The Durk Pearson & Sandy Shaw®
Life Extension NewsTM
Volume 9 No.
3 • August 2006
Interleukin-1beta, a Mediator of Inflammation and Possibly Aging: Protection by Cholinesterase Inhibitors, EPA, and Pomegranate Fruit Extract
Increased expression of the proinflammatory cytokine IL-1beta (interleukin-1beta), as occurs in the aged brain, has been associated with neurodegenerative disorders such as Alzheimer’s disease and Parkinson’s disease. It has been reported that patients with an inherited defect in a certain gene (NALP3) are prone to secrete excess quantities of IL-1beta and IL-18 (another proinflammatory cytokine) and suffer from systemic inflammatory diseases. These patients have a high circulating concentration of proinflammatory factors, including IL-6, serum amyloid A, and C-reactive protein, each of which decreases rapidly upon blockade of the IL-1 receptor1. Elevated IL-6 levels in humans are correlated with increased mortality and reflect IL-1 activity in vivo. IL-1 is released as an important part of the immune response to infection, but excessive or chronic release can cause damaging side effects. IL-lbeta also promotes angiogenesis, tumor growth, and metastasis. Moreover, “IL-1beta expression is increased, in parallel with cell damage, in experimental models of ischemia, excitotoxicity, and traumatic lesions.”

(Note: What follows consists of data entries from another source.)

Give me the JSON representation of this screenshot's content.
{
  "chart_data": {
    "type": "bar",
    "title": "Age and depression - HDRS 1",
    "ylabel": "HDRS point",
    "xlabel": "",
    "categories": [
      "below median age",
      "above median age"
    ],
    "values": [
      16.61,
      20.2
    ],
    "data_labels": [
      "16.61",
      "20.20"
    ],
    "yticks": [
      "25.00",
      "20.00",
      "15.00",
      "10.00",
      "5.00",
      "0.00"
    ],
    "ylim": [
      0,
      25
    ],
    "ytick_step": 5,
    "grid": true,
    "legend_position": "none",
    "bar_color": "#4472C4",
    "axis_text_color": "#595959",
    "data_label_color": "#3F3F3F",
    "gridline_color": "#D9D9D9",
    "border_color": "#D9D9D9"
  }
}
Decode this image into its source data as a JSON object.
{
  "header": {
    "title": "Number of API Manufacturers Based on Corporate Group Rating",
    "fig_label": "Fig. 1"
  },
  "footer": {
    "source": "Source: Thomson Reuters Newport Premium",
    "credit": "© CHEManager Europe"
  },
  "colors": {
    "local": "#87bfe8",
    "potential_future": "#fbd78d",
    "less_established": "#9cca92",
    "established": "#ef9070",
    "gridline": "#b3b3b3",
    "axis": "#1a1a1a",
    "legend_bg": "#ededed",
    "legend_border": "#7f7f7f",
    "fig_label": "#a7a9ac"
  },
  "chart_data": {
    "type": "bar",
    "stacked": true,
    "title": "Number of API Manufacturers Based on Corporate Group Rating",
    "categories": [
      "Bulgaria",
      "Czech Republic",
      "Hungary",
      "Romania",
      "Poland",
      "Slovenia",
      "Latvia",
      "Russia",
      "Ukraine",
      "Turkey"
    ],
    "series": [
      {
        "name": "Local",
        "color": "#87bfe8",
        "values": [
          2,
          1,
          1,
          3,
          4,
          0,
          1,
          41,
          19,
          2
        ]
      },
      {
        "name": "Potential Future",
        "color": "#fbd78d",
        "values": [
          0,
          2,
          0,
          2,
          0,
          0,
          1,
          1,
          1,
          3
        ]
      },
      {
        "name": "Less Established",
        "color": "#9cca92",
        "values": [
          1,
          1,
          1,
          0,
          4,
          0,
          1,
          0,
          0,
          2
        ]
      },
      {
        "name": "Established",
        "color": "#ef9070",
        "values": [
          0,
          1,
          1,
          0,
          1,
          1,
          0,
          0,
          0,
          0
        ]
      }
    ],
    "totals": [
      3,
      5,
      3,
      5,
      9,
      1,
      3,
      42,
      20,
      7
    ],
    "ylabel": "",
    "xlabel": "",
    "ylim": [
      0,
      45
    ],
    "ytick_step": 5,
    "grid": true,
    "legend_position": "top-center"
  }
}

A recent paper reports that peripheral administration of the acetylcholinesterase inhibitors tacrine, rivastigmine, or neostigmine to mice significantly reduced the production of IL-1beta in the hippocampus and blood, along with the reduction of acetylcholinesterase activity. The authors suggest that this might be a mechanism whereby acetylcholinesterase inhibitors improve brain function; in particular, acetylcholine has been shown to inhibit the lipopolysaccharide (bacterial LPS)-induced production of proinflammatory cytokines in the brain, including IL-1, from macrophages and microglia. We have written before on how the benefit of increasing cholinergic function in the brain may also be mediated in the body by the acetylcholine anti-inflammatory pathway operating via the vagus nerve. On page 744 of this paper, the authors also refer to this mechanism: “[r]ecent studies show that in the periphery, cholinergic neurons of the efferent vagus nerve inhibit acute inflammation, providing a rapid, localized, and adaptive anti-inflammatory reflex system. Specifically, ACh [acetylcholine], which is secreted by the vagal efferents, inhibits LPS-induced secretion of tumor necrosis factor-alpha and IL-1beta by macrophages, as well as by microglia, through the alpha7 unit of the nicotinic receptor that is expressed by these cells.” It is interesting to note that the cholinesterase inhibitor galantamine also activates the alpha7 nicotinic receptors.
The cholinesterase inhibitors tested in this study included neostigmine, which does not cross the blood-brain barrier and, therefore, cannot have a direct effect on brain inflammatory activity. However, neostigmine completely blocked the production of IL-1beta in the hippocampus, “suggesting that the peripheral effect of cholinesterase inhibitors contributes to the prevention of IL-1beta overproduction within the brain.” [Emphasis added] These peripheral effects would provide protection to the whole body against damaging inflammation due to excess IL-1beta activity.
In addition to cholinesterase inhibitors, there are two other supplements that provide protection against the effects of IL-1beta that we’d like to mention here: eicosapentaenoic acid (EPA) (in rat brain) and pomegranate fruit extract (in human cartilage cells—chondrocytes—in vitro).
- Dinarello. Interleukin 1 and interleukin 18 as mediators of inflammation and the aging process. Am J Clin Nutr 83(Suppl):447S-455S (2006).
- Pollak et al. Acetylcholinesterase inhibitors reduce brain and blood interleukin-1beta production. Ann Neurol 57:741-5 (2005).
- Martin et al. Apoptotic changes in the aged brain are triggered by interleukin-1beta-induced activation of p38 and reversed by treatment with eicosapentaenoic acid. J Biol Chem 277(37):34239-46 (2002).
- Ahmed et al. Punica granatum L. extract inhibits IL-1beta-induced expression of matrix metalloproteinases by inhibiting the activation of MAP kinases and NF-kappaB in human chondrocytes in vitro. Nutrition 135:2096-102 (2005). “Taken together, these novel results indicate that PFE [pomegranate fruit extract] or compounds derived from it may inhibit cartilage degradation in OA [osteoarthritis] and may also be a useful nutritive supplement for maintaining joint integrity and function.”